In my
last post I talked about how Americans were increasingly funding their own govt debt and relying less on foreigners to purchase their bonds. One consequence of this is that Americans are getting out of the stock market in droves turning to US govt bonds instead. This is good news for the US govt who needs to fund its debt, but bad news for those still in the stock market.
Graham Bowley from the NY Times points out that:
Investors withdrew a staggering $33.12 billion from domestic stock market mutual funds in the first seven months of this year, according to the Investment Company Institute, the mutual fund industry trade group. Now many are choosing investments they deem safer, like bonds.
If that pace continues, more money will be pulled out of these mutual funds in 2010 than in any year since the 1980s, with the exception of 2008, when the global financial crisis peaked. ...
One of the phenomena of the last several decades has been the rise of the individual investor. As Americans have become more responsible for their own retirement, they have poured money into stocks with such faith that half of the country’s households now own shares directly or through mutual funds, which are by far the most popular way Americans invest in stocks. So the turnabout is striking.

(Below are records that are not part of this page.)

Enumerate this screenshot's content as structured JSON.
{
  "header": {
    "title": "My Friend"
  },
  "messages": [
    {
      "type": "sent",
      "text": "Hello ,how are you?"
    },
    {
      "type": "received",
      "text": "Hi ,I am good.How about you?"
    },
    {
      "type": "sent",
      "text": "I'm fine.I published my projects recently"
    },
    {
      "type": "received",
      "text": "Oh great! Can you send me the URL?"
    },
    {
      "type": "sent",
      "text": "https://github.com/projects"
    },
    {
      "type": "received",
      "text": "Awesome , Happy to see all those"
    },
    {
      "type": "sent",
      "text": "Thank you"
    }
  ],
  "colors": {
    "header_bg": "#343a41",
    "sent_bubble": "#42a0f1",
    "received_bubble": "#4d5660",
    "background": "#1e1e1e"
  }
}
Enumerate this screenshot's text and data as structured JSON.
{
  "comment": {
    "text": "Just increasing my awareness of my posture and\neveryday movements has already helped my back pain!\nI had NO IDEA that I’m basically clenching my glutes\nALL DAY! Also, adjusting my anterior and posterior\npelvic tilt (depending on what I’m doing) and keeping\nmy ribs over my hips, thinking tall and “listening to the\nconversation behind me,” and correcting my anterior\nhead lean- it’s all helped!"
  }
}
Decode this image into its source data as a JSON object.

So is the timing. After past recessions, ordinary investors have typically regained their enthusiasm for stocks, hoping to profit as the economy recovered. This time, even as corporate earnings have improved, Americans have become more guarded with their investments.

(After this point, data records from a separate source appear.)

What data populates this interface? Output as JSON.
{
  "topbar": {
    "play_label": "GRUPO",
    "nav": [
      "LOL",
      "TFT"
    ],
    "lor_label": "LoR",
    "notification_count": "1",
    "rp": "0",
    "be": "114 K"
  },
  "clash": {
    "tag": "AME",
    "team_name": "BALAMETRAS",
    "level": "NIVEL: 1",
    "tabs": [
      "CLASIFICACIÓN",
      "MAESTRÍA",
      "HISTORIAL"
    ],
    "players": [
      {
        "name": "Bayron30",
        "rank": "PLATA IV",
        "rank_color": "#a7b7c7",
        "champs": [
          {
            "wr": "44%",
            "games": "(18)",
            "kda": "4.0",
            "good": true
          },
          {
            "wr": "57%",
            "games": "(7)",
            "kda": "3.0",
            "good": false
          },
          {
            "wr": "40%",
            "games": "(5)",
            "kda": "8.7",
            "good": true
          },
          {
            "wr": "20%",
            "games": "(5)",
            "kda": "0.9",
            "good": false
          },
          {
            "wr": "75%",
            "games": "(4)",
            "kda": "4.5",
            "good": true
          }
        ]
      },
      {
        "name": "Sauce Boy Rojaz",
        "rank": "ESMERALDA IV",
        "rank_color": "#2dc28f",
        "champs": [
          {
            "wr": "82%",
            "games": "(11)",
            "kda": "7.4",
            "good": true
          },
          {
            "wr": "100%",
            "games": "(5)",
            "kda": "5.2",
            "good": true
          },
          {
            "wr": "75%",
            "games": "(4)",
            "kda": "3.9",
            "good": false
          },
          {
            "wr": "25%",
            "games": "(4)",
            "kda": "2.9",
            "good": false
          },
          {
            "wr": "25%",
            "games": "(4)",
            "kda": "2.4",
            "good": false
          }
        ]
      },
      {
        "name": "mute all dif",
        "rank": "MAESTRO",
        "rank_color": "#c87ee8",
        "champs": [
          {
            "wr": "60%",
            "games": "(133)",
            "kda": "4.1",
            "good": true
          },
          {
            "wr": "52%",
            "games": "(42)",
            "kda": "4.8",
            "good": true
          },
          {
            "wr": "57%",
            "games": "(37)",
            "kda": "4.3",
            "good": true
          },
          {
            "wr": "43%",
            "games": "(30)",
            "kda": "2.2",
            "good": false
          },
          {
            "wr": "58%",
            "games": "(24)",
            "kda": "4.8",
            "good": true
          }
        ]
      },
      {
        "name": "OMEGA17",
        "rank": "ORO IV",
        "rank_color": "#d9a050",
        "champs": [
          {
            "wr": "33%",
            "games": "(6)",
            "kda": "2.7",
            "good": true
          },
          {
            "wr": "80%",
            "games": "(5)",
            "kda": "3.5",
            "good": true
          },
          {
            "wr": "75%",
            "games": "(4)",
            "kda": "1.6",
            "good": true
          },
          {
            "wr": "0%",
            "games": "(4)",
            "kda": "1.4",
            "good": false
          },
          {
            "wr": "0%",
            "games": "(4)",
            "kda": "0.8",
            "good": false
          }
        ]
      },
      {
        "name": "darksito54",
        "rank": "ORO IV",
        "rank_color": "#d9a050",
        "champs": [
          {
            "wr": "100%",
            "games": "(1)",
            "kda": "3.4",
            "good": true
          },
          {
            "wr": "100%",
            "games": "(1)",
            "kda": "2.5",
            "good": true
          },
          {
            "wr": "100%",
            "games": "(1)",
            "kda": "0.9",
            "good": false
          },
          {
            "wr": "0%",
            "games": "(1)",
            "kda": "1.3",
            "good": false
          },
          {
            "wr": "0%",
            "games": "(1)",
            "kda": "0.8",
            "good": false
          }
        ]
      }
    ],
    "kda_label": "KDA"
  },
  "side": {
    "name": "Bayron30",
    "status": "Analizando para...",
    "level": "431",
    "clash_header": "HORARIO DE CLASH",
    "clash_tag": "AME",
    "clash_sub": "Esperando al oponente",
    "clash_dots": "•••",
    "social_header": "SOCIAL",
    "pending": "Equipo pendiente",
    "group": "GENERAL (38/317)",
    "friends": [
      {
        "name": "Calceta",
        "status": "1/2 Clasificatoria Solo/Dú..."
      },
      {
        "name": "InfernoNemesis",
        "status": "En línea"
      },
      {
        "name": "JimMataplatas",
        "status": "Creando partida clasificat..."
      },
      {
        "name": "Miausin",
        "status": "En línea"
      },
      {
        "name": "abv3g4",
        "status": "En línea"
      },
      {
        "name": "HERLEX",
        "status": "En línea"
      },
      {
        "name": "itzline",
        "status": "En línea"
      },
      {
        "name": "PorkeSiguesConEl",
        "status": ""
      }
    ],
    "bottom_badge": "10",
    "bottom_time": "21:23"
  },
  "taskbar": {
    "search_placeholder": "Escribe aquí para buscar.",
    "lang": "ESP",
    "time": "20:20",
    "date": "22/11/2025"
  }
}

Bowley points out that the effect on the stock market on uncertainty is similar to the effect on the housing market. Losses on property are likely to make investors wary of housing in the US for some time. Americans are also increasingly wary of investing in the stock market for their pension savings (401(k)s in the US or super in Australia)
Until two years ago, 70 percent of the money in 401(k) accounts it tracks was invested in stock funds; that proportion fell to 49 percent by the start of 2009 as people rebalanced their portfolios toward bond investments following the financial crisis in the fall of 2008. It is now back at 57 percent, but almost all of that can be attributed to the rising price of stocks in recent years. People are still staying with bonds.